After Moshe had come down from the mountain, he asked Aaron what the heck happened. And he gives a very peculiar response: Aharon says that he said to the Israelites,
לְמִי זָהָב הִתְפָּרָקוּ וַיִּתְּנוּ-לִי וָאַשְׁלִכֵהוּ בָאֵשׁ וַיֵּצֵא הָעֵגֶל הַזֶּה
“Whoever has any gold, let them break it off. So they gave it me; then I cast it into the fire, and there came out this calf.”
But on further reflection, maybe Aharon wasn’t lying. There is an interesting commentary (32:14) by Rabbi Menachem Mendel of Kotsk. The Torah tells us, “And the Lord repented of the evil which He had thought to do to His people.” The Kotsker rebbe asks, “Why is it that God forgave the sin of the golden calf even though they did not repent, while He did not forgive the sin of the spies, even though the people had repented? The reason is that the sin of the golden calf at least had a spark of holiness, a thirst for a supreme force –‘make us a God,’ whereas in the sin of the spies all that they sought was a better material life.”
When Aharon says that the calf came out of the fire, perhaps rather than attempting to imply that he was blameless, perhaps he really was saying was that the sin of the calf came out of the people’s desire to be close to God. They were burning with the desire to be close to God – that was the fire- and in the meantime, Moshe was off having a private conversation with God.
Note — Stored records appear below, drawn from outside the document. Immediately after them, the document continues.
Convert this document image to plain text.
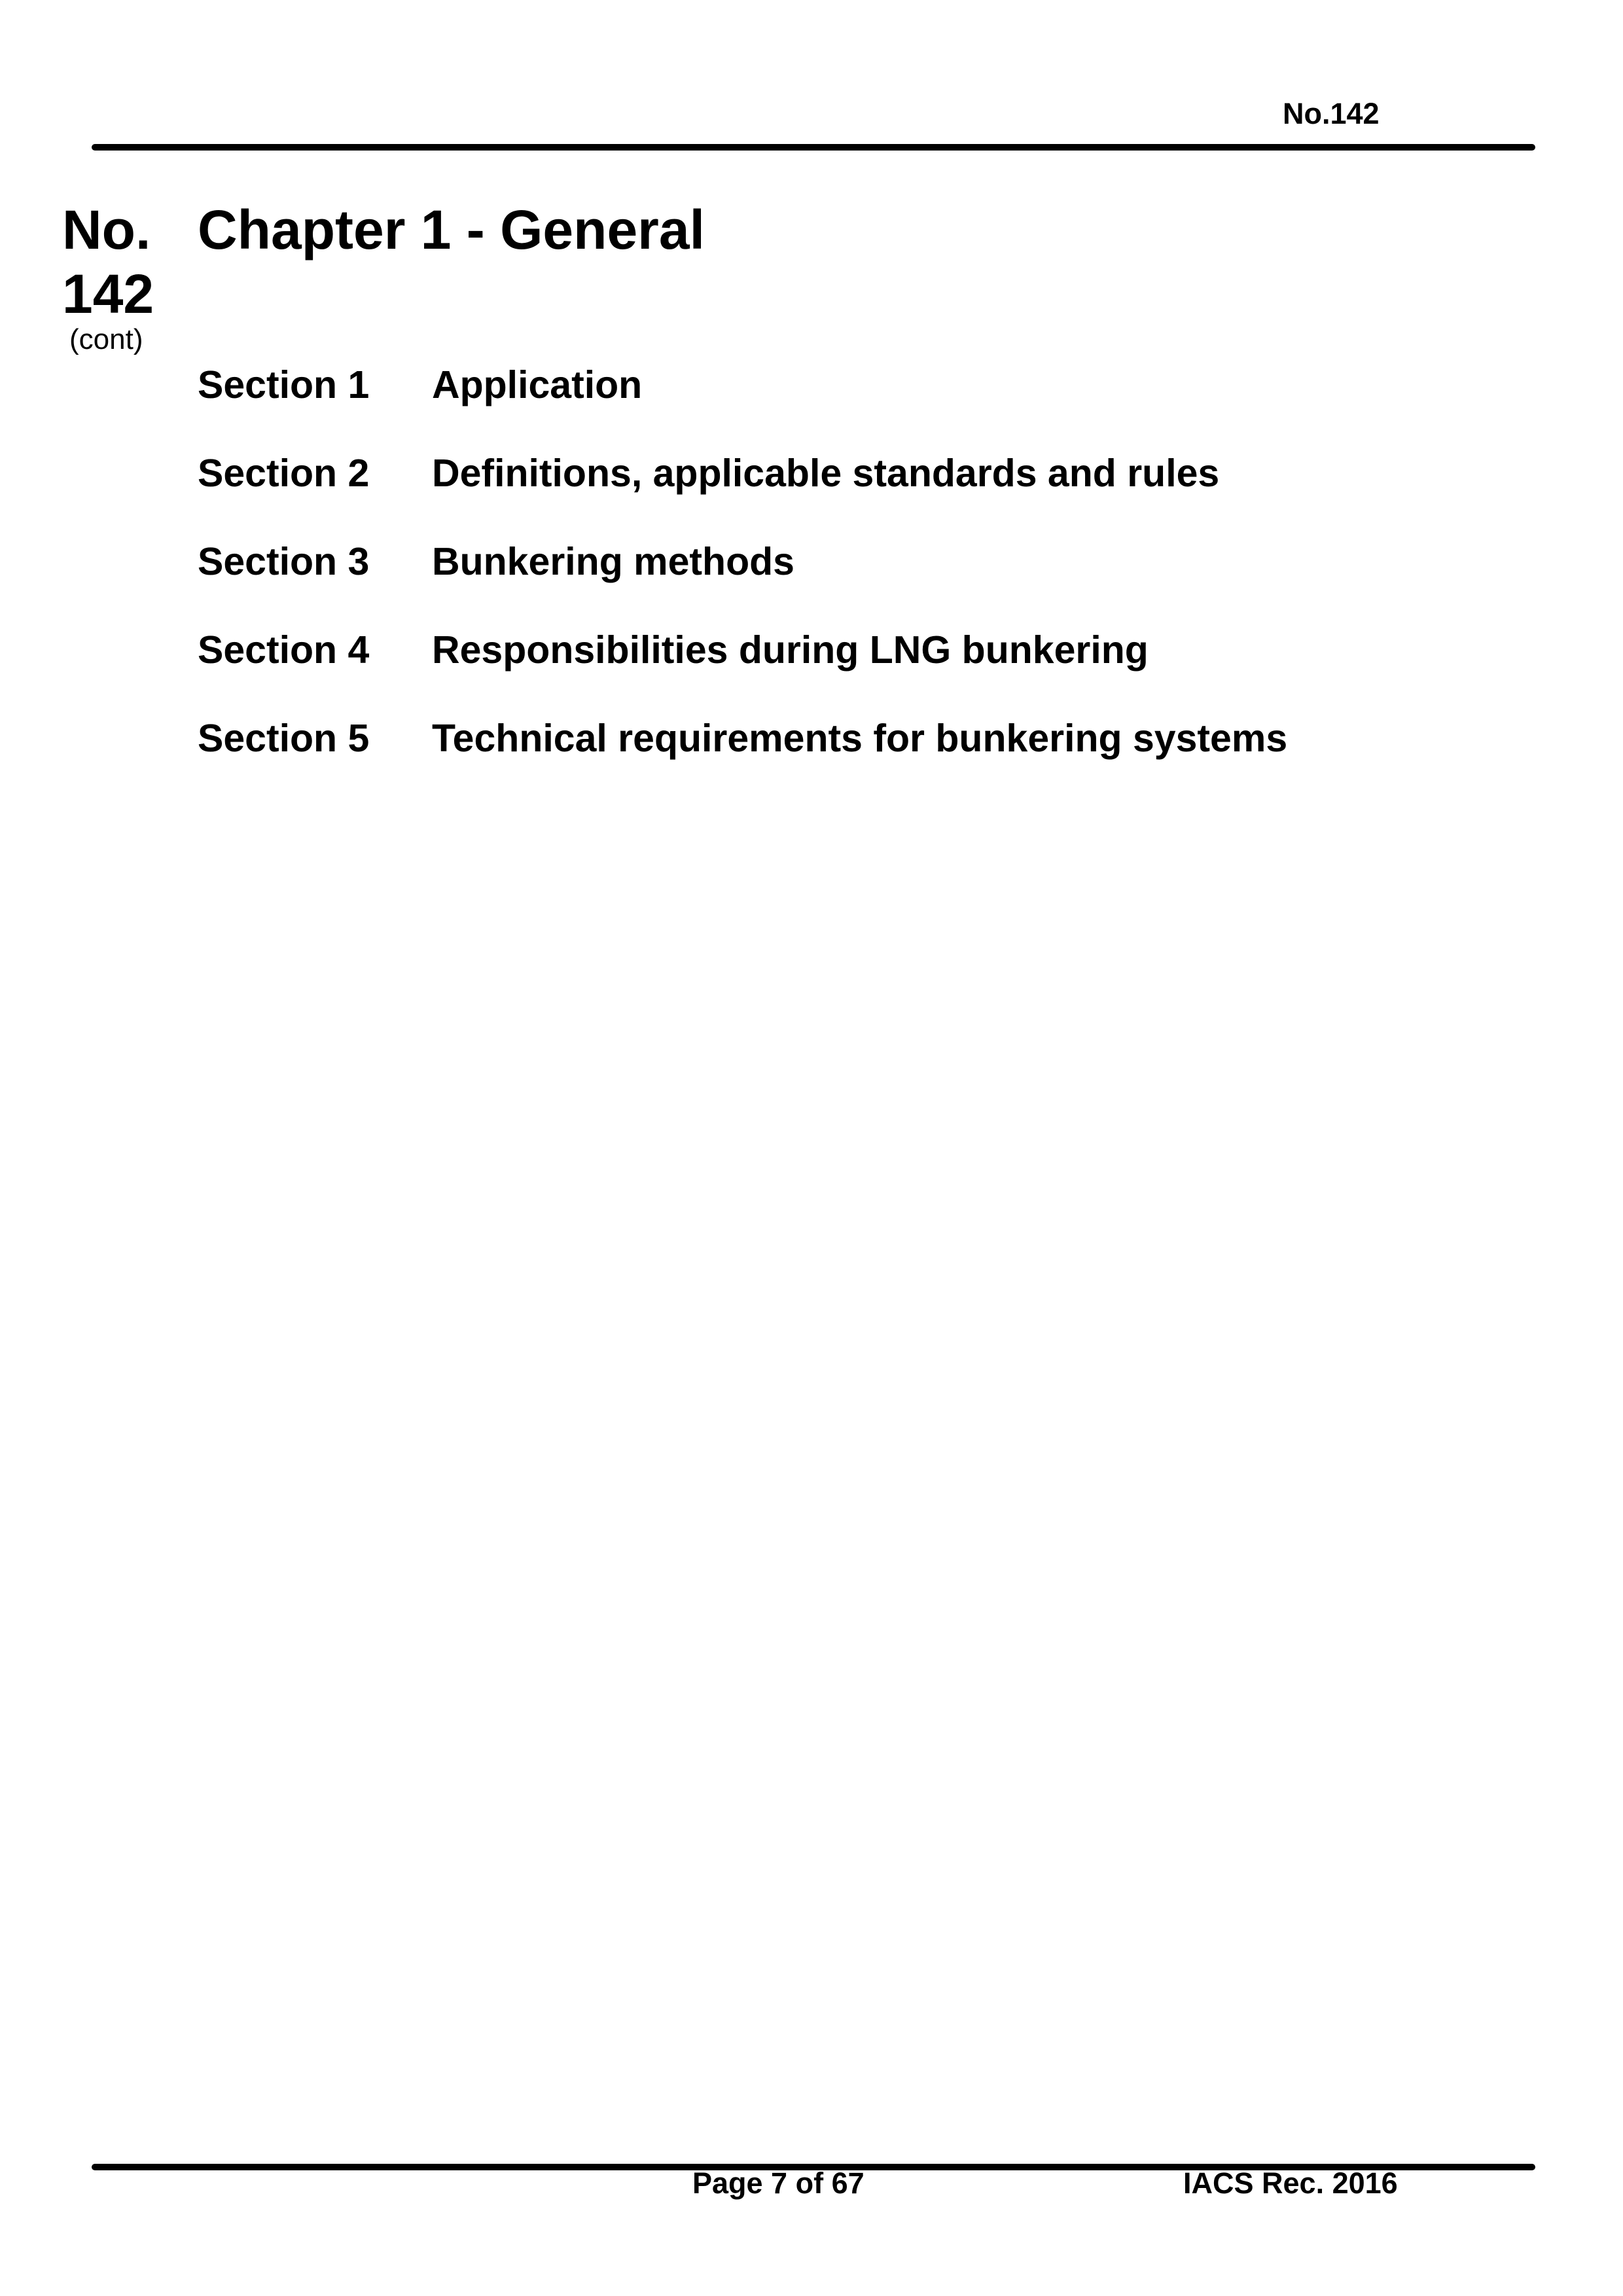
No.142
No.
142
(cont)
Chapter 1 - General
Section 1	Application
Section 2	Definitions, applicable standards and rules
Section 3	Bunkering methods
Section 4	Responsibilities during LNG bunkering
Section 5	Technical requirements for bunkering systems
Page 7 of 67	IACS Rec. 2016
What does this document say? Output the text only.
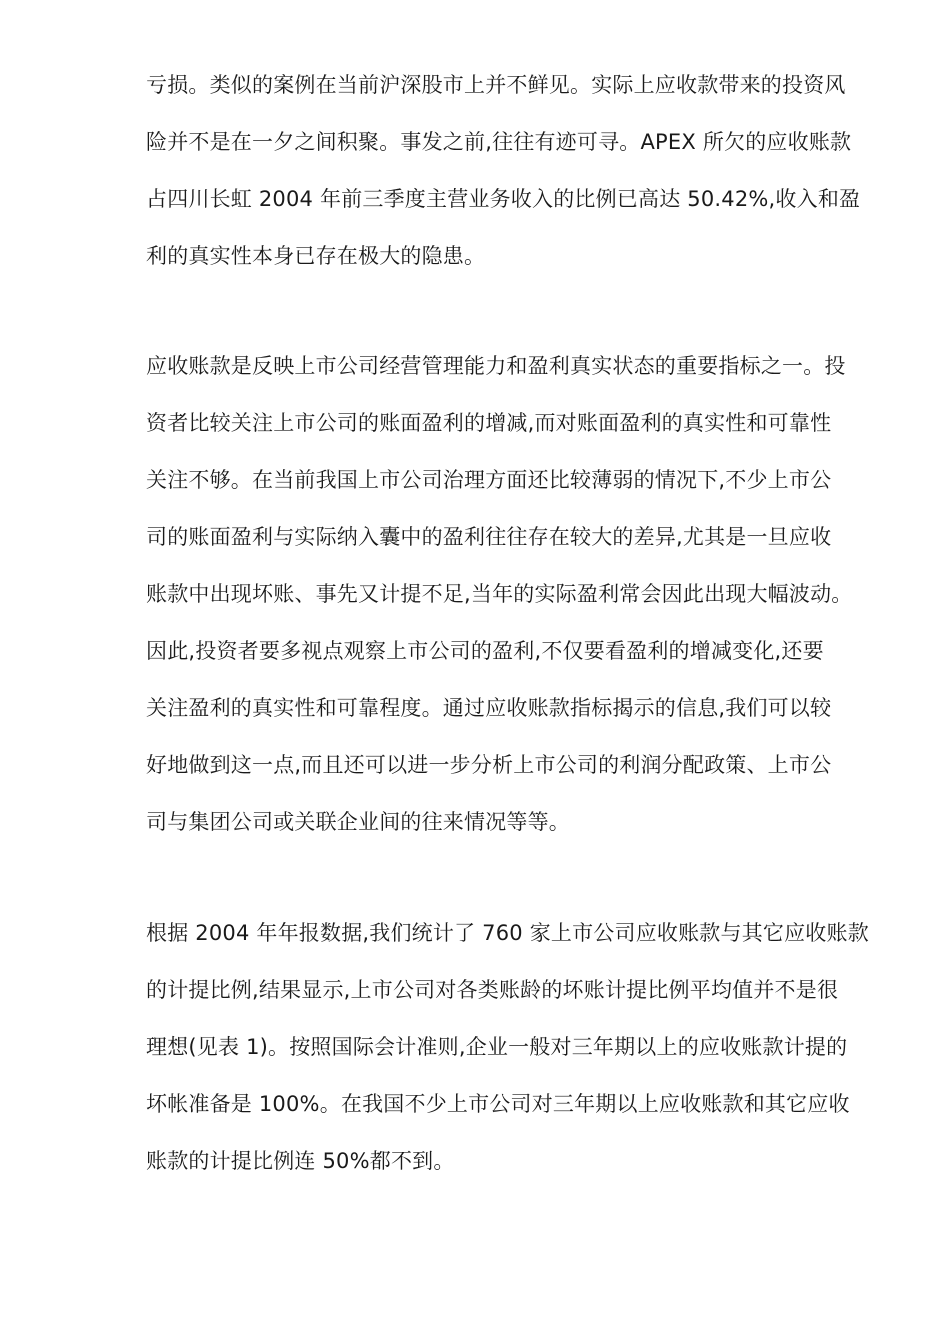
亏损。类似的案例在当前沪深股市上并不鲜见。实际上应收款带来的投资风
险并不是在一夕之间积聚。事发之前,往往有迹可寻。APEX 所欠的应收账款
占四川长虹 2004 年前三季度主营业务收入的比例已高达 50.42%,收入和盈
利的真实性本身已存在极大的隐患。
应收账款是反映上市公司经营管理能力和盈利真实状态的重要指标之一。投
资者比较关注上市公司的账面盈利的增减,而对账面盈利的真实性和可靠性
关注不够。在当前我国上市公司治理方面还比较薄弱的情况下,不少上市公
司的账面盈利与实际纳入囊中的盈利往往存在较大的差异,尤其是一旦应收
账款中出现坏账、事先又计提不足,当年的实际盈利常会因此出现大幅波动。
因此,投资者要多视点观察上市公司的盈利,不仅要看盈利的增减变化,还要
关注盈利的真实性和可靠程度。通过应收账款指标揭示的信息,我们可以较
好地做到这一点,而且还可以进一步分析上市公司的利润分配政策、上市公
司与集团公司或关联企业间的往来情况等等。
根据 2004 年年报数据,我们统计了 760 家上市公司应收账款与其它应收账款
的计提比例,结果显示,上市公司对各类账龄的坏账计提比例平均值并不是很
理想(见表 1)。按照国际会计准则,企业一般对三年期以上的应收账款计提的
坏帐准备是 100%。在我国不少上市公司对三年期以上应收账款和其它应收
账款的计提比例连 50%都不到。
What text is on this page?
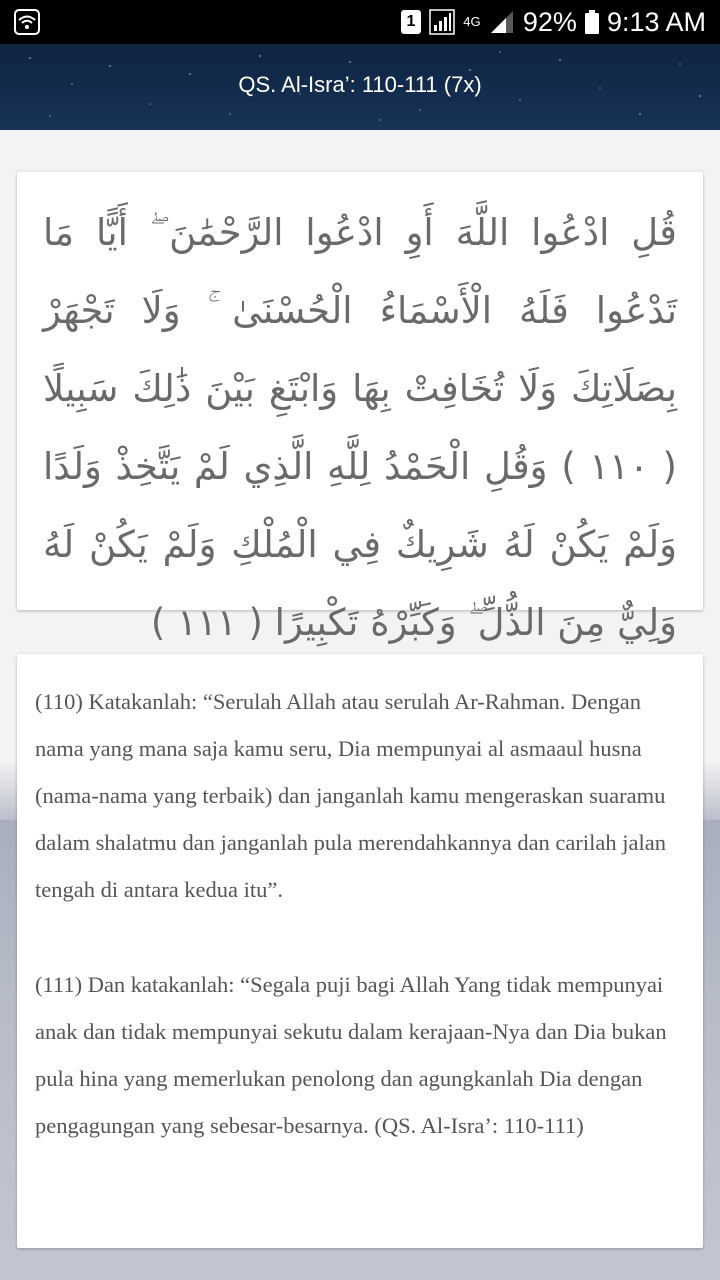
1	4G 92% 9:13 AM
QS. Al-Isra’: 110-111 (7x)

قُلِ ادْعُوا اللَّهَ أَوِ ادْعُوا الرَّحْمَٰنَ ۖ أَيًّا مَا تَدْعُوا فَلَهُ الْأَسْمَاءُ الْحُسْنَىٰ ۚ وَلَا تَجْهَرْ بِصَلَاتِكَ وَلَا تُخَافِتْ بِهَا وَابْتَغِ بَيْنَ ذَٰلِكَ سَبِيلًا ( ١١٠ ) وَقُلِ الْحَمْدُ لِلَّهِ الَّذِي لَمْ يَتَّخِذْ وَلَدًا وَلَمْ يَكُنْ لَهُ شَرِيكٌ فِي الْمُلْكِ وَلَمْ يَكُنْ لَهُ وَلِيٌّ مِنَ الذُّلِّ ۖ وَكَبِّرْهُ تَكْبِيرًا ( ١١١ )

(110) Katakanlah: “Serulah Allah atau serulah Ar-Rahman. Dengan nama yang mana saja kamu seru, Dia mempunyai al asmaaul husna (nama-nama yang terbaik) dan janganlah kamu mengeraskan suaramu dalam shalatmu dan janganlah pula merendahkannya dan carilah jalan tengah di antara kedua itu”.

(111) Dan katakanlah: “Segala puji bagi Allah Yang tidak mempunyai anak dan tidak mempunyai sekutu dalam kerajaan-Nya dan Dia bukan pula hina yang memerlukan penolong dan agungkanlah Dia dengan pengagungan yang sebesar-besarnya. (QS. Al-Isra’: 110-111)
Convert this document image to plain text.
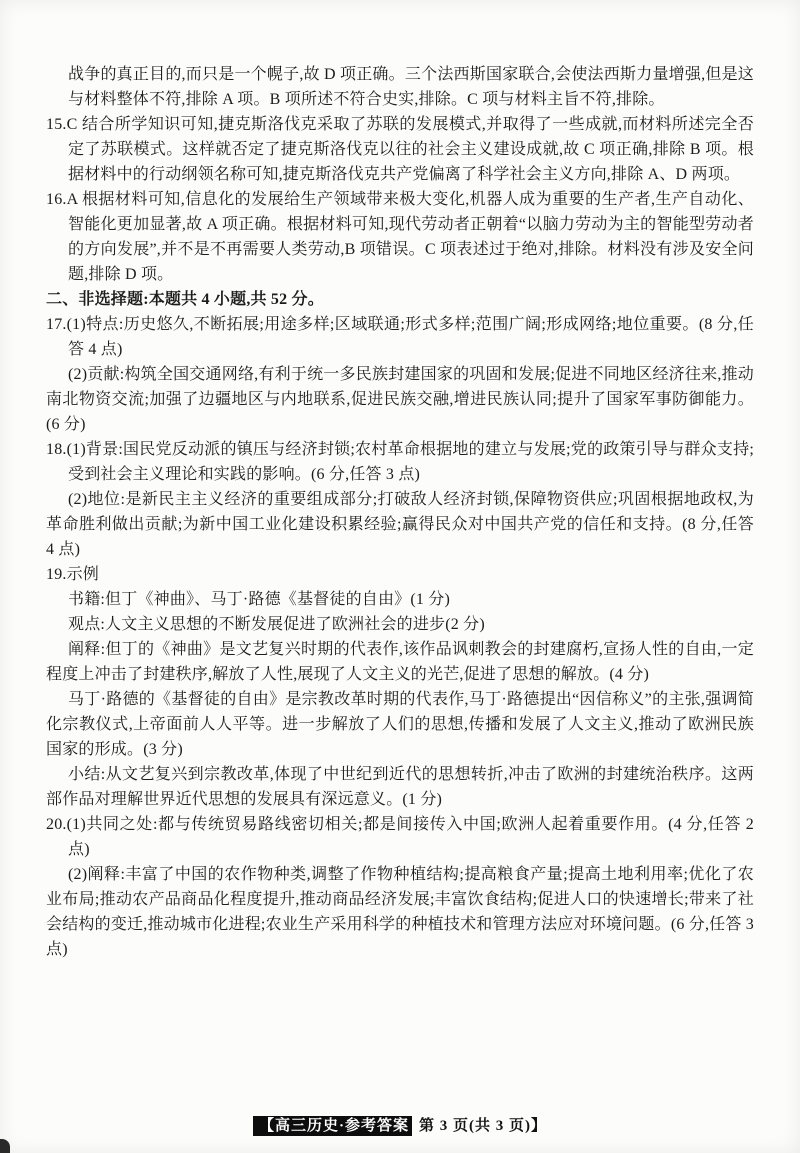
战争的真正目的,而只是一个幌子,故 D 项正确。三个法西斯国家联合,会使法西斯力量增强,但是这与材料整体不符,排除 A 项。B 项所述不符合史实,排除。C 项与材料主旨不符,排除。

15.C 结合所学知识可知,捷克斯洛伐克采取了苏联的发展模式,并取得了一些成就,而材料所述完全否定了苏联模式。这样就否定了捷克斯洛伐克以往的社会主义建设成就,故 C 项正确,排除 B 项。根据材料中的行动纲领名称可知,捷克斯洛伐克共产党偏离了科学社会主义方向,排除 A、D 两项。

16.A 根据材料可知,信息化的发展给生产领域带来极大变化,机器人成为重要的生产者,生产自动化、智能化更加显著,故 A 项正确。根据材料可知,现代劳动者正朝着“以脑力劳动为主的智能型劳动者的方向发展”,并不是不再需要人类劳动,B 项错误。C 项表述过于绝对,排除。材料没有涉及安全问题,排除 D 项。

二、非选择题:本题共 4 小题,共 52 分。

17.(1)特点:历史悠久,不断拓展;用途多样;区域联通;形式多样;范围广阔;形成网络;地位重要。(8 分,任答 4 点)

(2)贡献:构筑全国交通网络,有利于统一多民族封建国家的巩固和发展;促进不同地区经济往来,推动南北物资交流;加强了边疆地区与内地联系,促进民族交融,增进民族认同;提升了国家军事防御能力。(6 分)

18.(1)背景:国民党反动派的镇压与经济封锁;农村革命根据地的建立与发展;党的政策引导与群众支持;受到社会主义理论和实践的影响。(6 分,任答 3 点)

(2)地位:是新民主主义经济的重要组成部分;打破敌人经济封锁,保障物资供应;巩固根据地政权,为革命胜利做出贡献;为新中国工业化建设积累经验;赢得民众对中国共产党的信任和支持。(8 分,任答 4 点)

19.示例

书籍:但丁《神曲》、马丁·路德《基督徒的自由》(1 分)

观点:人文主义思想的不断发展促进了欧洲社会的进步(2 分)

阐释:但丁的《神曲》是文艺复兴时期的代表作,该作品讽刺教会的封建腐朽,宣扬人性的自由,一定程度上冲击了封建秩序,解放了人性,展现了人文主义的光芒,促进了思想的解放。(4 分)

马丁·路德的《基督徒的自由》是宗教改革时期的代表作,马丁·路德提出“因信称义”的主张,强调简化宗教仪式,上帝面前人人平等。进一步解放了人们的思想,传播和发展了人文主义,推动了欧洲民族国家的形成。(3 分)

小结:从文艺复兴到宗教改革,体现了中世纪到近代的思想转折,冲击了欧洲的封建统治秩序。这两部作品对理解世界近代思想的发展具有深远意义。(1 分)

20.(1)共同之处:都与传统贸易路线密切相关;都是间接传入中国;欧洲人起着重要作用。(4 分,任答 2 点)

(2)阐释:丰富了中国的农作物种类,调整了作物种植结构;提高粮食产量;提高土地利用率;优化了农业布局;推动农产品商品化程度提升,推动商品经济发展;丰富饮食结构;促进人口的快速增长;带来了社会结构的变迁,推动城市化进程;农业生产采用科学的种植技术和管理方法应对环境问题。(6 分,任答 3 点)

【高三历史·参考答案 第 3 页(共 3 页)】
Moshe speaks to God face to face – but every time the Israelites get a taste of this intimacy, it’s too much. We end up asking for a mediator. But still, in our hearts, that desire to be close to God is there, and it never leaves us. We can see that someone else has been able to make that connection, and we’re burning for it.
1. By night on my bed I sought him whom my soul loves; I sought him, but I found him not.
2. I will rise now, and go around in the city; in the markets and in the broad streets will I seek him whom my soul loves; I sought him, but I found him not.
3. The watchmen that go around in the city found me; Have you seen him whom my soul loves?
4. I had just passed them when I found him whom my soul loves; I held him, and would not let him go...
Israel had shown that they were burning for God; One who seeks God must be prepared to get up and look for God. But in searching, we surely will find the one whom our soul loves.